Monday morning, July 5th, at approximately 11:15 AM, my stepfather, George Rieger, passed peacefully from this world. He had been struggling for several months with heart valve weakness, breathing difficulty, excessive fluid and other complications. While we will miss him dearly, we are relieved that he is finally at rest.

George was one of the most giving people I have ever had the privilege of knowing. He wasn’t polished or worldly, and he didn’t have much, but whatever he had was yours. He was the type of person who would stop on a dark lonely highway in the middle of the night to help you change a flat tire when everyone else was passing you by. The man had a heart of gold, and was loved by many who knew him. He will be missed.

George lived in Florida, where he was cremated and will be put to rest with my Mom. He told his partner, Joyce, that he did not want any ceremony. Since he was not Jewish, I wasn’t sure that there would be a shiva. After meeting with the Rabbi, I discovered that it would be possible to sit shiva and do a memorial service in honor George’s memory. This was a great relief to me. I needed closure. It was a great source of frustration being unable to travel to Florida and be with him during his final days.

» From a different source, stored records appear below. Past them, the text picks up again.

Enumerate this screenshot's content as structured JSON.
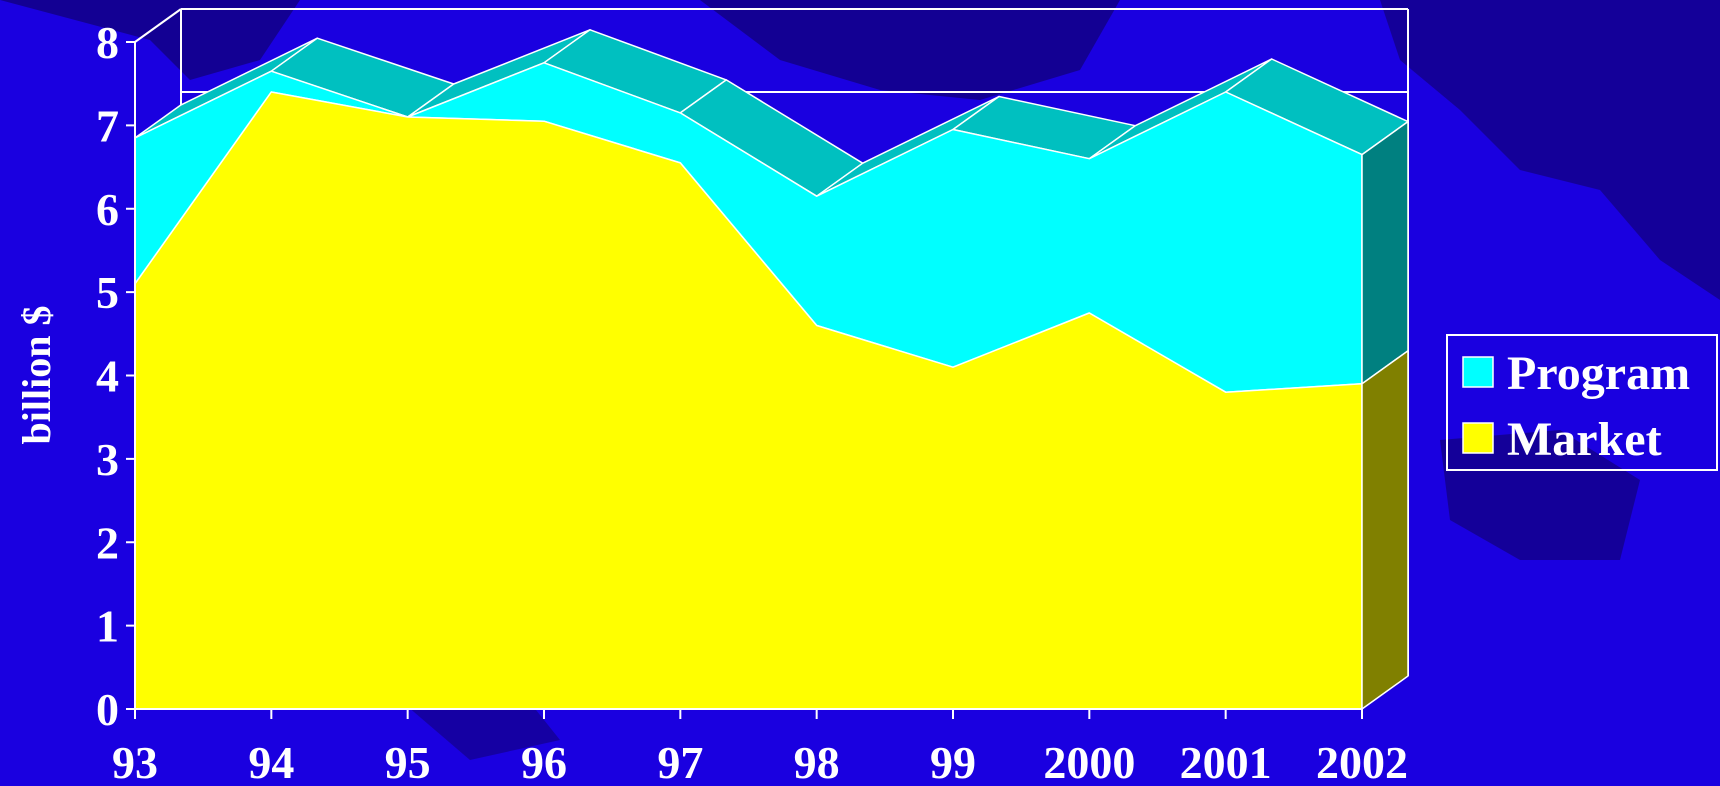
{
  "chart_data": {
    "type": "area",
    "stacked": true,
    "three_d": true,
    "title": "",
    "xlabel": "",
    "ylabel": "billion $",
    "categories": [
      "93",
      "94",
      "95",
      "96",
      "97",
      "98",
      "99",
      "2000",
      "2001",
      "2002"
    ],
    "ylim": [
      0,
      8
    ],
    "yticks": [
      "0",
      "1",
      "2",
      "3",
      "4",
      "5",
      "6",
      "7",
      "8"
    ],
    "grid": false,
    "legend_position": "right",
    "series": [
      {
        "name": "Market",
        "values": [
          5.1,
          7.4,
          7.1,
          7.05,
          6.55,
          4.6,
          4.1,
          4.75,
          3.8,
          3.9
        ],
        "color": "#ffff00",
        "side_color": "#808000"
      },
      {
        "name": "Program",
        "values": [
          1.75,
          0.25,
          0.0,
          0.7,
          0.6,
          1.55,
          2.85,
          1.85,
          3.6,
          2.75
        ],
        "color": "#00ffff",
        "side_color": "#008080",
        "top_color": "#00c0c0"
      }
    ],
    "legend": [
      {
        "label": "Program",
        "color": "#00ffff"
      },
      {
        "label": "Market",
        "color": "#ffff00"
      }
    ]
  }
}
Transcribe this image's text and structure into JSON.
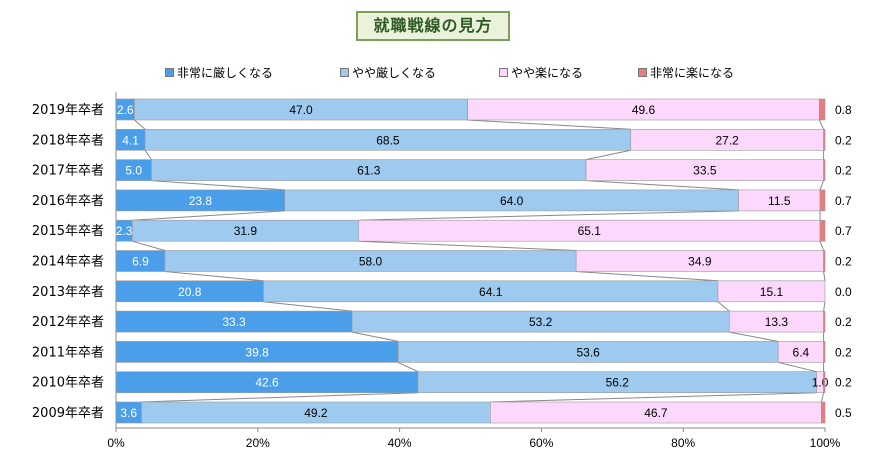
{
  "title": "就職戦線の見方",
  "chart_data": {
    "type": "bar",
    "stacked": true,
    "orientation": "horizontal",
    "categories": [
      "2019年卒者",
      "2018年卒者",
      "2017年卒者",
      "2016年卒者",
      "2015年卒者",
      "2014年卒者",
      "2013年卒者",
      "2012年卒者",
      "2011年卒者",
      "2010年卒者",
      "2009年卒者"
    ],
    "series": [
      {
        "name": "非常に厳しくなる",
        "color": "#4a9eea",
        "values": [
          2.6,
          4.1,
          5.0,
          23.8,
          2.3,
          6.9,
          20.8,
          33.3,
          39.8,
          42.6,
          3.6
        ]
      },
      {
        "name": "やや厳しくなる",
        "color": "#9fcaf0",
        "values": [
          47.0,
          68.5,
          61.3,
          64.0,
          31.9,
          58.0,
          64.1,
          53.2,
          53.6,
          56.2,
          49.2
        ]
      },
      {
        "name": "やや楽になる",
        "color": "#fcd9fc",
        "values": [
          49.6,
          27.2,
          33.5,
          11.5,
          65.1,
          34.9,
          15.1,
          13.3,
          6.4,
          1.0,
          46.7
        ]
      },
      {
        "name": "非常に楽になる",
        "color": "#e87b7b",
        "values": [
          0.8,
          0.2,
          0.2,
          0.7,
          0.7,
          0.2,
          0.0,
          0.2,
          0.2,
          0.2,
          0.5
        ]
      }
    ],
    "labels": [
      [
        "2.6",
        "47.0",
        "49.6",
        "0.8"
      ],
      [
        "4.1",
        "68.5",
        "27.2",
        "0.2"
      ],
      [
        "5.0",
        "61.3",
        "33.5",
        "0.2"
      ],
      [
        "23.8",
        "64.0",
        "11.5",
        "0.7"
      ],
      [
        "2.3",
        "31.9",
        "65.1",
        "0.7"
      ],
      [
        "6.9",
        "58.0",
        "34.9",
        "0.2"
      ],
      [
        "20.8",
        "64.1",
        "15.1",
        "0.0"
      ],
      [
        "33.3",
        "53.2",
        "13.3",
        "0.2"
      ],
      [
        "39.8",
        "53.6",
        "6.4",
        "0.2"
      ],
      [
        "42.6",
        "56.2",
        "1.0",
        "0.2"
      ],
      [
        "3.6",
        "49.2",
        "46.7",
        "0.5"
      ]
    ],
    "xticks": [
      "0%",
      "20%",
      "40%",
      "60%",
      "80%",
      "100%"
    ],
    "xlim": [
      0,
      100
    ],
    "legend_position": "top",
    "series_lines": true
  }
}
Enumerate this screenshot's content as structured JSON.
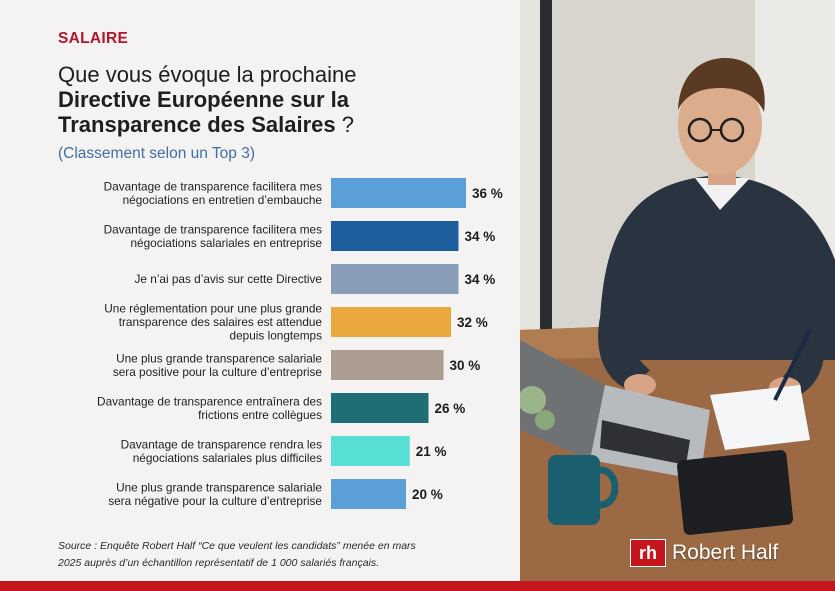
{
  "header": {
    "category": "SALAIRE",
    "title_line1": "Que vous évoque la prochaine",
    "title_line2": "Directive Européenne sur la",
    "title_line3": "Transparence des Salaires",
    "title_suffix": " ?",
    "subtitle": "(Classement selon un Top 3)"
  },
  "chart_data": {
    "type": "bar",
    "orientation": "horizontal",
    "categories": [
      [
        "Davantage de transparence facilitera mes",
        "négociations en entretien d’embauche"
      ],
      [
        "Davantage de transparence facilitera mes",
        "négociations salariales en entreprise"
      ],
      [
        "Je n’ai pas d’avis sur cette Directive"
      ],
      [
        "Une réglementation pour une plus grande",
        "transparence des salaires est attendue",
        "depuis longtemps"
      ],
      [
        "Une plus grande transparence salariale",
        "sera positive pour la culture d’entreprise"
      ],
      [
        "Davantage de transparence entraînera des",
        "frictions entre collègues"
      ],
      [
        "Davantage de transparence rendra les",
        "négociations salariales plus difficiles"
      ],
      [
        "Une plus grande transparence salariale",
        "sera négative pour la culture d’entreprise"
      ]
    ],
    "values": [
      36,
      34,
      34,
      32,
      30,
      26,
      21,
      20
    ],
    "value_labels": [
      "36 %",
      "34 %",
      "34 %",
      "32 %",
      "30 %",
      "26 %",
      "21 %",
      "20 %"
    ],
    "colors": [
      "#5b9fd9",
      "#1d5e9e",
      "#8a9db7",
      "#eaa83e",
      "#ab9d8f",
      "#1f6e75",
      "#57dfd6",
      "#5b9fd9"
    ],
    "xlim": [
      0,
      36
    ],
    "grid": false,
    "legend": "none"
  },
  "source": {
    "line1": "Source : Enquête Robert Half “Ce que veulent les candidats” menée en mars",
    "line2": "2025 auprès d’un échantillon représentatif de 1 000 salariés français."
  },
  "brand": {
    "mark": "rh",
    "name": "Robert Half"
  },
  "photo": {
    "icon": "office-man-laptop-photo"
  }
}
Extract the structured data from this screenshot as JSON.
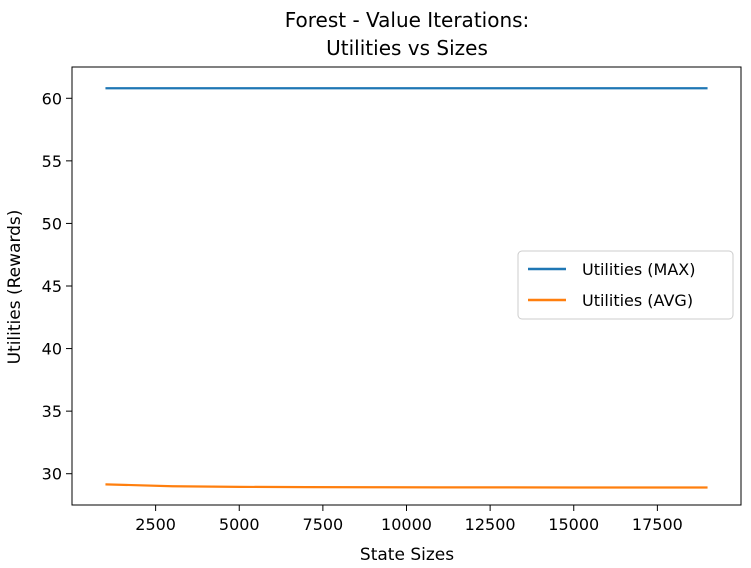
{
  "chart_data": {
    "type": "line",
    "title_lines": [
      "Forest - Value Iterations:",
      "Utilities vs Sizes"
    ],
    "xlabel": "State Sizes",
    "ylabel": "Utilities (Rewards)",
    "xlim": [
      0,
      20000
    ],
    "ylim": [
      27.5,
      62.5
    ],
    "xticks": [
      2500,
      5000,
      7500,
      10000,
      12500,
      15000,
      17500
    ],
    "yticks": [
      30,
      35,
      40,
      45,
      50,
      55,
      60
    ],
    "x": [
      1000,
      3000,
      5000,
      7000,
      9000,
      11000,
      13000,
      15000,
      17000,
      19000
    ],
    "series": [
      {
        "name": "Utilities (MAX)",
        "color": "#1f77b4",
        "values": [
          60.8,
          60.8,
          60.8,
          60.8,
          60.8,
          60.8,
          60.8,
          60.8,
          60.8,
          60.8
        ]
      },
      {
        "name": "Utilities (AVG)",
        "color": "#ff7f0e",
        "values": [
          29.15,
          29.0,
          28.95,
          28.93,
          28.92,
          28.91,
          28.91,
          28.9,
          28.9,
          28.9
        ]
      }
    ],
    "legend": "center-right",
    "grid": false
  }
}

Although we spoke often by phone, and frequently during the final weeks, it just wasn’t the same as being there with him and letting him feel my love in person.

In addition to the typically powerful emotions that accompany a loss of a loved one, this has become another challenge to overcome in living with ALS. One of the symptoms of ALS is something called “emotional lability”. en.wikipedia.org/wiki/Motor_neurone_disease#Emotional_lability This means that you tend to be overcome by your emotions much more easily than before contracting the disease. While I don’t consider myself to be an overly “macho” type of guy, I must admit to finding it somewhat uncomfortable breaking down unexpectedly in the middle of a sentence when thinking or speaking about a sensitive topic like the loss of my stepfather. To put this in perspective, the same thing can happen in the middle of a sappy romantic comedy or in response to someone going out of their way to do me a favor. While I have always been a fairly passionate guy, this behavior is considerably more extreme than what I experienced prior to Lou Gehrig’s disease. Sometimes, I just have to laugh about it, because getting upset only makes it worse. I certainly don’t want to lose my sensitivity, but it would be nice to have a little more balance.

This is a time for grieving, and I will allow myself to do so. I look forward to a time when I can look back fondly on my memories of George without feeling so much of the pain of his loss. Regrettably, this is far from my first experience with losing someone about whom I have cared deeply, and I have learned a great deal about grieving along the way. It is however, the first time having to go through this process with advanced ALS. Loss is a process with which we all have to deal sooner or later. I would love to hear some of your stories about what has helped you to get through it.